Still, reparations advocates have grabbed at every argument in the book to dent the wall of public resistance to reparations. They insist that black billionaires, corporate presidents, superstar athletes and entertainers won’t et a dime of reparations money, that it will go to programs to aid the black poor, that it won’t guilt trip all whites, and that Japanese-Americans and Holocaust survivors have gotten reparations for the atrocities against them. These arguments fall on deaf ears. The reparations movement just can’t remove the public imprint that it is a movement exclusively of, by, and for blacks.
Despite countless speeches pleading for racial brotherhood and interracial cooperation by Martin Luther King, Jr. and other civil rights leaders, that same tag was imprinted on the civil rights movement in the early 1960s. It took national shock and revulsion over Southern mobs beating, maiming, and killing white civil rights workers, and the massive presence of thousands of white students in Southern backwater towns before the civil rights movement gained widespread public and especially political acceptance as an authentic movement to change laws and public policy that would benefit labor, women, minorities, and even whites.

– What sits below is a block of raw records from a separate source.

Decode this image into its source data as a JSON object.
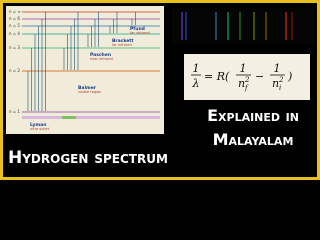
{
  "diagram": {
    "levels": [
      "n = ∞",
      "n = 6",
      "n = 5",
      "n = 4",
      "n = 3",
      "n = 2",
      "n = 1"
    ],
    "series": [
      {
        "name": "Lyman",
        "region": "ultra violet"
      },
      {
        "name": "Balmer",
        "region": "visible region"
      },
      {
        "name": "Paschen",
        "region": "near infrared"
      },
      {
        "name": "Brackett",
        "region": "far infrared"
      },
      {
        "name": "Pfund",
        "region": "far infrared"
      }
    ]
  },
  "formula": {
    "lhs_num": "1",
    "lhs_den": "λ",
    "equals": "= R(",
    "num1": "1",
    "den1": "n",
    "sub1": "f",
    "sup1": "2",
    "minus": "−",
    "num2": "1",
    "den2": "n",
    "sub2": "i",
    "sup2": "2",
    "close": ")"
  },
  "headline": "Explained in Malayalam",
  "title": "Hydrogen spectrum"
}
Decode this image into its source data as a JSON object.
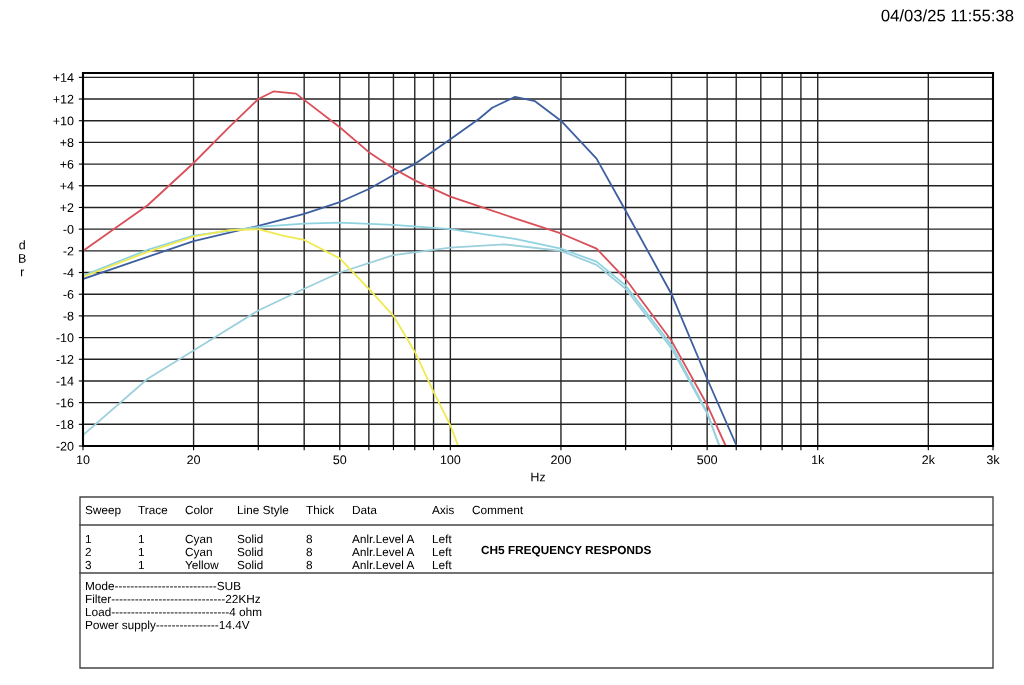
{
  "chart_data": {
    "type": "line",
    "xlabel": "Hz",
    "ylabel": "d\nB\nr",
    "log": "x",
    "grid": true,
    "legend": false,
    "marker": "none",
    "line_style": "solid",
    "xlim": [
      10,
      3000
    ],
    "xticks": [
      10,
      20,
      {
        "value": 30,
        "label": null
      },
      {
        "value": 40,
        "label": null
      },
      50,
      {
        "value": 60,
        "label": null
      },
      {
        "value": 70,
        "label": null
      },
      {
        "value": 80,
        "label": null
      },
      {
        "value": 90,
        "label": null
      },
      100,
      200,
      {
        "value": 300,
        "label": null
      },
      {
        "value": 400,
        "label": null
      },
      500,
      {
        "value": 600,
        "label": null
      },
      {
        "value": 700,
        "label": null
      },
      {
        "value": 800,
        "label": null
      },
      {
        "value": 900,
        "label": null
      },
      {
        "value": 1000,
        "label": "1k"
      },
      {
        "value": 2000,
        "label": "2k"
      },
      {
        "value": 3000,
        "label": "3k"
      }
    ],
    "ylim": [
      -20,
      14.4
    ],
    "yticks": [
      {
        "value": 14,
        "label": "+14"
      },
      {
        "value": 12,
        "label": "+12"
      },
      {
        "value": 10,
        "label": "+10"
      },
      {
        "value": 8,
        "label": "+8"
      },
      {
        "value": 6,
        "label": "+6"
      },
      {
        "value": 4,
        "label": "+4"
      },
      {
        "value": 2,
        "label": "+2"
      },
      {
        "value": 0,
        "label": "-0"
      },
      {
        "value": -2,
        "label": "-2"
      },
      {
        "value": -4,
        "label": "-4"
      },
      {
        "value": -6,
        "label": "-6"
      },
      {
        "value": -8,
        "label": "-8"
      },
      {
        "value": -10,
        "label": "-10"
      },
      {
        "value": -12,
        "label": "-12"
      },
      {
        "value": -14,
        "label": "-14"
      },
      {
        "value": -16,
        "label": "-16"
      },
      {
        "value": -18,
        "label": "-18"
      },
      {
        "value": -20,
        "label": "-20"
      }
    ],
    "series": [
      {
        "color": "#3d5fa0",
        "x": [
          10,
          20,
          30,
          40,
          50,
          60,
          70,
          80,
          90,
          100,
          120,
          130,
          150,
          170,
          200,
          250,
          300,
          400,
          500,
          600
        ],
        "values": [
          -4.6,
          -1.1,
          0.3,
          1.4,
          2.5,
          3.7,
          5.0,
          6.0,
          7.2,
          8.3,
          10.2,
          11.2,
          12.2,
          11.8,
          10.0,
          6.5,
          1.7,
          -6.0,
          -13.8,
          -19.9
        ]
      },
      {
        "color": "#d9505a",
        "x": [
          10,
          15,
          20,
          25,
          30,
          33,
          38,
          50,
          60,
          70,
          80,
          100,
          120,
          150,
          200,
          250,
          300,
          400,
          500,
          560
        ],
        "values": [
          -2.0,
          2.2,
          6.1,
          9.4,
          12.0,
          12.7,
          12.5,
          9.4,
          7.1,
          5.6,
          4.5,
          3.0,
          2.1,
          1.0,
          -0.4,
          -1.8,
          -4.6,
          -10.3,
          -16.2,
          -19.9
        ]
      },
      {
        "color": "#8fd3e0",
        "x": [
          10,
          15,
          20,
          30,
          40,
          50,
          70,
          100,
          150,
          200,
          250,
          300,
          400,
          500,
          540
        ],
        "values": [
          -4.3,
          -1.9,
          -0.6,
          0.2,
          0.5,
          0.6,
          0.4,
          0.0,
          -0.9,
          -1.8,
          -3.0,
          -5.2,
          -10.7,
          -16.9,
          -20.0
        ]
      },
      {
        "color": "#9cd0dc",
        "x": [
          10,
          15,
          20,
          30,
          40,
          50,
          70,
          100,
          140,
          200,
          250,
          300,
          400,
          500,
          540
        ],
        "values": [
          -19.0,
          -13.8,
          -11.2,
          -7.5,
          -5.5,
          -4.0,
          -2.4,
          -1.7,
          -1.4,
          -2.0,
          -3.3,
          -5.5,
          -11.0,
          -17.0,
          -20.0
        ]
      },
      {
        "color": "#f0ea50",
        "x": [
          10,
          15,
          20,
          25,
          30,
          35,
          40,
          50,
          60,
          70,
          80,
          90,
          100,
          105
        ],
        "values": [
          -4.4,
          -2.1,
          -0.7,
          -0.1,
          0.0,
          -0.6,
          -1.0,
          -2.7,
          -5.5,
          -8.0,
          -11.3,
          -15.0,
          -18.1,
          -20.0
        ]
      }
    ],
    "annotations": [
      "04/03/25 11:55:38",
      "Sweep",
      "Trace",
      "Color",
      "Line Style",
      "Thick",
      "Data",
      "Axis",
      "Comment",
      "1",
      "1",
      "Cyan",
      "Solid",
      "8",
      "Anlr.Level A",
      "Left",
      "2",
      "1",
      "Cyan",
      "Solid",
      "8",
      "Anlr.Level A",
      "Left",
      "3",
      "1",
      "Yellow",
      "Solid",
      "8",
      "Anlr.Level A",
      "Left",
      "CH5 FREQUENCY RESPONDS",
      "Mode--------------------------SUB",
      "Filter-----------------------------22KHz",
      "Load------------------------------4 ohm",
      "Power supply----------------14.4V"
    ]
  }
}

The reparations movement does not possess the inherent racial egalitarianism of the civil rights movement. It is ensnared by its racial isolationism. The focus is solely to compensate the descendants of black slaves for the wrong of slavery, and whipsaw whites for present-day racism. Most whites almost certainly applaud the fight to improve failing inner city public schools, health care, provide better housing and health care, and to battle drugs and the near pandemic scourge HIV/AIDS affliction among blacks. But they also believe that these are social ills that slam other minorities, the poor, and marginally employed working class whites nearly as hard. Reparations advocates make no mention of this.

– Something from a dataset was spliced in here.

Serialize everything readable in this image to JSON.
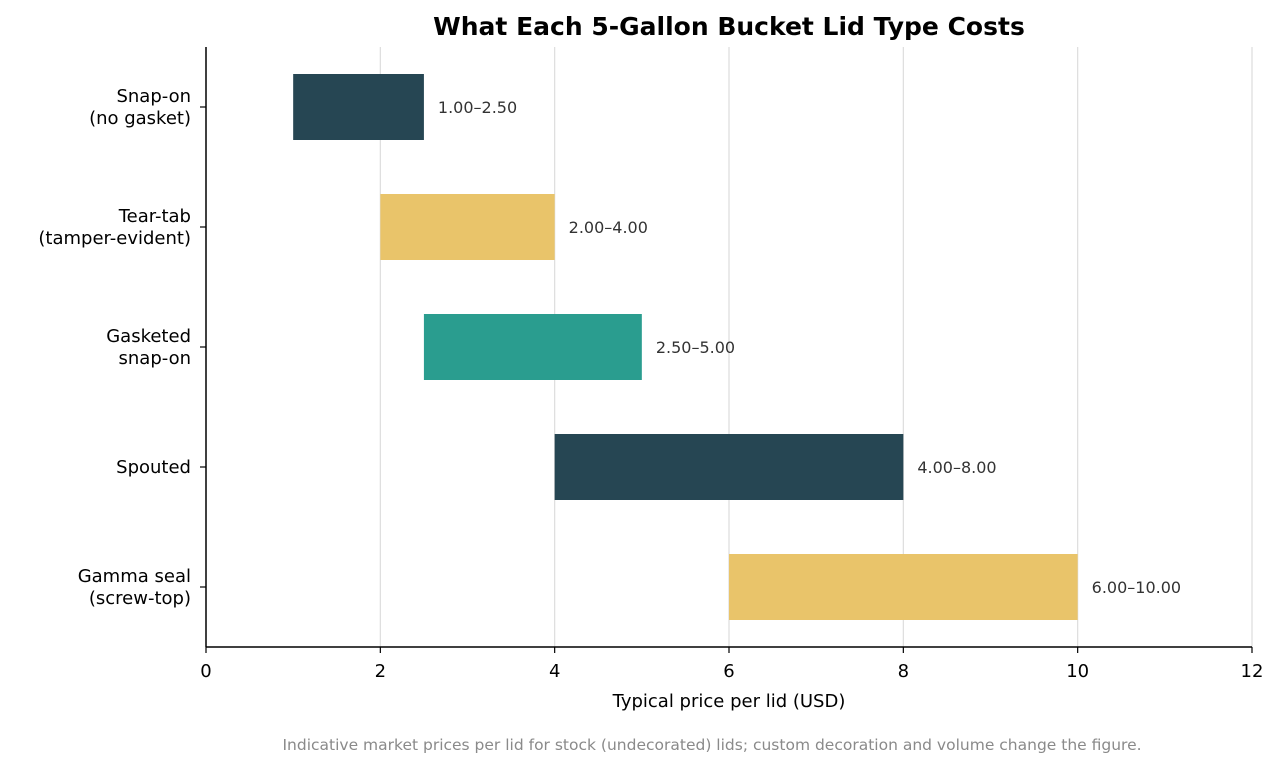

As a consequence, reparations comes off as a hustle and scam to most whites that will flush their hard earned tax dollars down a black hole with nothing in return for them. In a time of soaring budget deficits, corporate meltdowns, the stock downslide, and the looming peril of massive layoffs that batter middle-class workers, reparations seems more than ever a frivolous issue that is politically divisive and racially polarizing.

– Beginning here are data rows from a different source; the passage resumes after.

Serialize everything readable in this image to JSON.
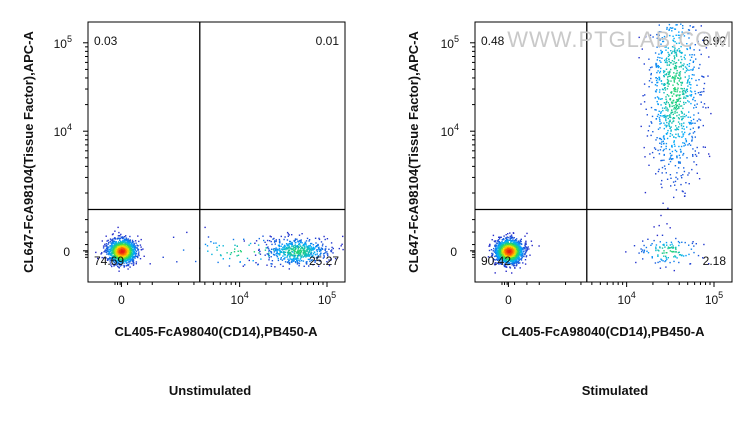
{
  "watermark": "WWW.PTGLAB.COM",
  "chart_data": [
    {
      "type": "scatter",
      "subtype": "flow-cytometry-density-plot",
      "caption": "Unstimulated",
      "xlabel": "CL405-FcA98040(CD14),PB450-A",
      "ylabel": "CL647-FcA98104(Tissue Factor),APC-A",
      "x_ticks": [
        {
          "base": "0",
          "exp": ""
        },
        {
          "base": "10",
          "exp": "4"
        },
        {
          "base": "10",
          "exp": "5"
        }
      ],
      "y_ticks": [
        {
          "base": "0",
          "exp": ""
        },
        {
          "base": "10",
          "exp": "4"
        },
        {
          "base": "10",
          "exp": "5"
        }
      ],
      "scale": "biexponential",
      "gate_x": 3500,
      "gate_y": 1300,
      "quadrants": {
        "top_left": "0.03",
        "top_right": "0.01",
        "bottom_left": "74.69",
        "bottom_right": "25.27"
      },
      "populations": [
        {
          "x": 0,
          "y": 0,
          "n": 1400,
          "spread": "tight"
        },
        {
          "x": 45000,
          "y": 0,
          "n": 520,
          "spread": "medium"
        },
        {
          "x": 12000,
          "y": 0,
          "n": 90,
          "spread": "wide"
        }
      ]
    },
    {
      "type": "scatter",
      "subtype": "flow-cytometry-density-plot",
      "caption": "Stimulated",
      "xlabel": "CL405-FcA98040(CD14),PB450-A",
      "ylabel": "CL647-FcA98104(Tissue Factor),APC-A",
      "x_ticks": [
        {
          "base": "0",
          "exp": ""
        },
        {
          "base": "10",
          "exp": "4"
        },
        {
          "base": "10",
          "exp": "5"
        }
      ],
      "y_ticks": [
        {
          "base": "0",
          "exp": ""
        },
        {
          "base": "10",
          "exp": "4"
        },
        {
          "base": "10",
          "exp": "5"
        }
      ],
      "scale": "biexponential",
      "gate_x": 3500,
      "gate_y": 1300,
      "quadrants": {
        "top_left": "0.48",
        "top_right": "6.92",
        "bottom_left": "90.42",
        "bottom_right": "2.18"
      },
      "populations": [
        {
          "x": 0,
          "y": 0,
          "n": 1500,
          "spread": "tight"
        },
        {
          "x": 35000,
          "y": 30000,
          "n": 900,
          "spread": "vertical-streak"
        },
        {
          "x": 30000,
          "y": 0,
          "n": 120,
          "spread": "medium"
        }
      ]
    }
  ]
}
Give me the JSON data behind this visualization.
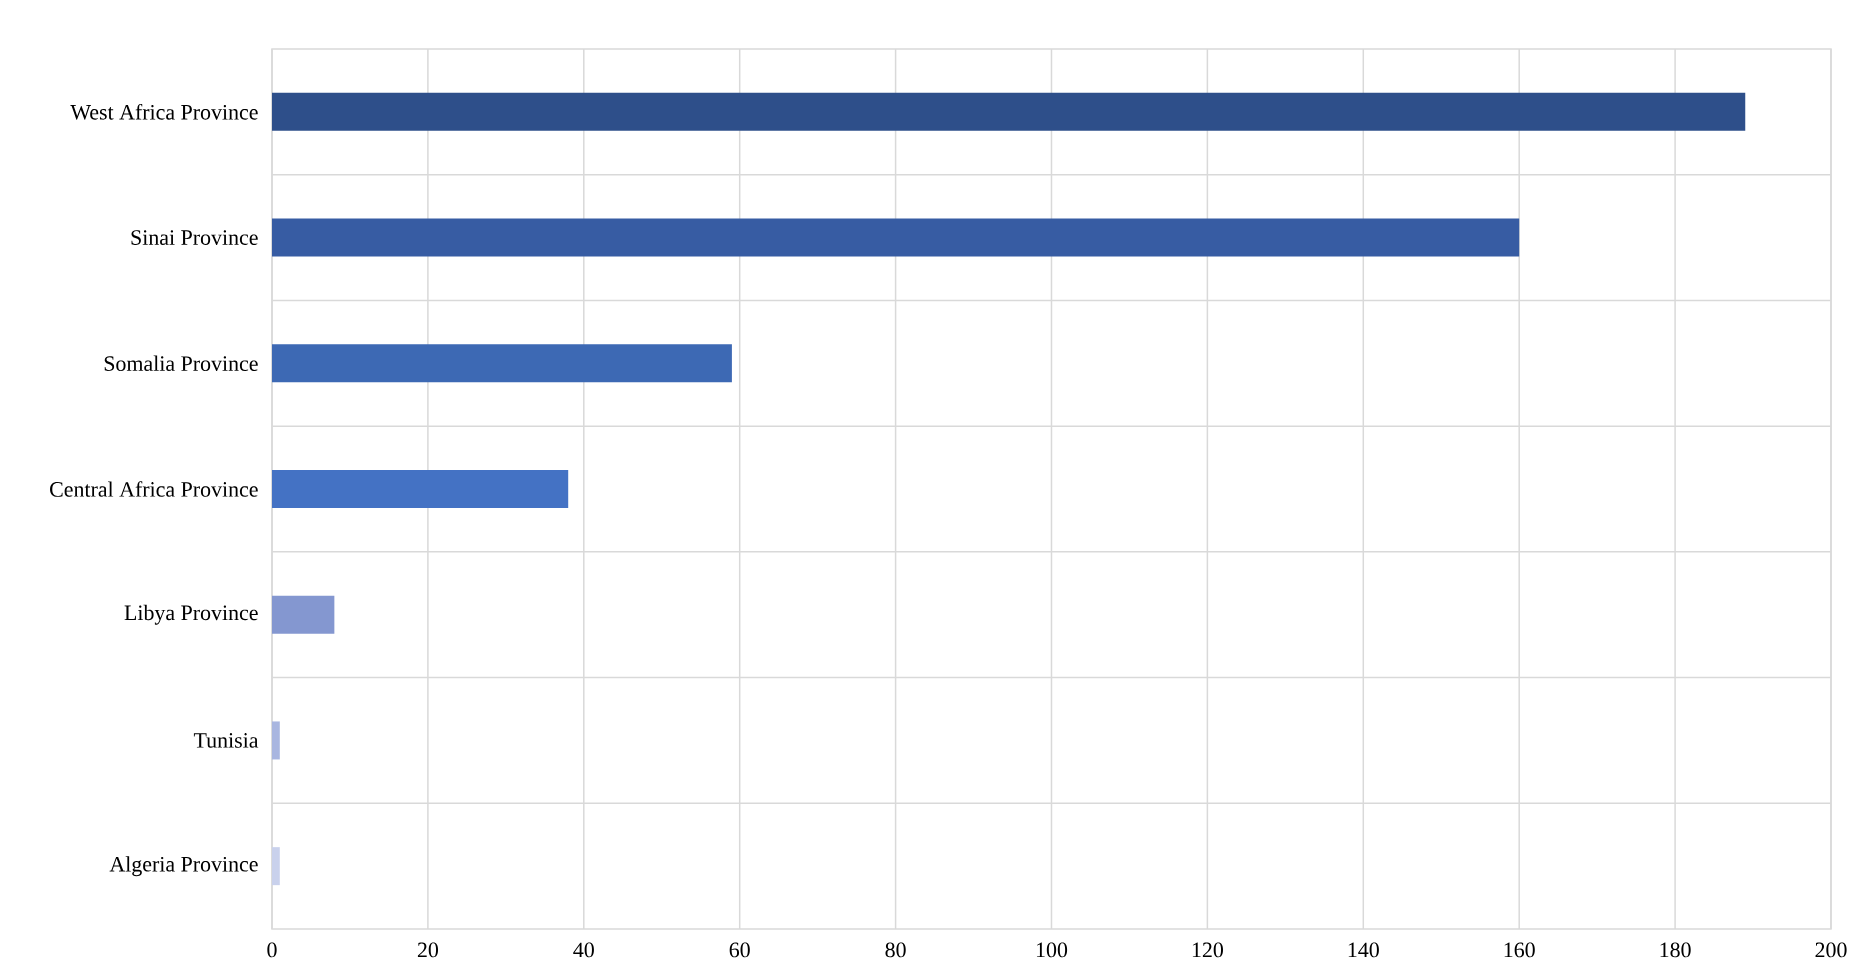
{
  "chart_data": {
    "type": "bar",
    "orientation": "horizontal",
    "categories": [
      "West Africa Province",
      "Sinai Province",
      "Somalia Province",
      "Central Africa Province",
      "Libya Province",
      "Tunisia",
      "Algeria Province"
    ],
    "values": [
      189,
      160,
      59,
      38,
      8,
      1,
      1
    ],
    "colors": [
      "#2e4f8a",
      "#375ca3",
      "#3d69b4",
      "#4472c4",
      "#8497d0",
      "#a9b6e0",
      "#c9d1ec"
    ],
    "xlim": [
      0,
      200
    ],
    "xticks": [
      0,
      20,
      40,
      60,
      80,
      100,
      120,
      140,
      160,
      180,
      200
    ],
    "grid": true
  }
}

That’s the last thing Obama needs during the campaign. He’s walking on the most fragile racial egg shells, and even the faintest hint that he has made race an issue in his campaign would do mortal damage to his election chances. He got a frightening glimpse of that when McCain jumped all over him for his off hand comment that he doesn’t look like all those other presidents on dollar bills. Unfortunately, any mention of reparations instantly smacks of race.
Despite the colossal resistance to reparations, Obama has made, and McCain if he so chose, could make the argument that it’s in the interest of government and business to pump more funds into specific projects such as AIDS/HIV education and prevention, remedial education, job skills and training, drug and alcohol counseling and rehabilitation, computer access and literacy training programs. They will boost the black poor, not gut public revenues. This will not finger all whites as culpable for slavery.
Obama won’t do that, and McCain can’t do that. And even though the reparations question will from time to time continue to crop up, count on the candidates to keep it a campaign taboo.
Earl Ofari Hutchinson is an author and political analyst. His new book is The Ethnic Presidency: How Race Decides the Race to the White House (Middle Passage Press, February 2008).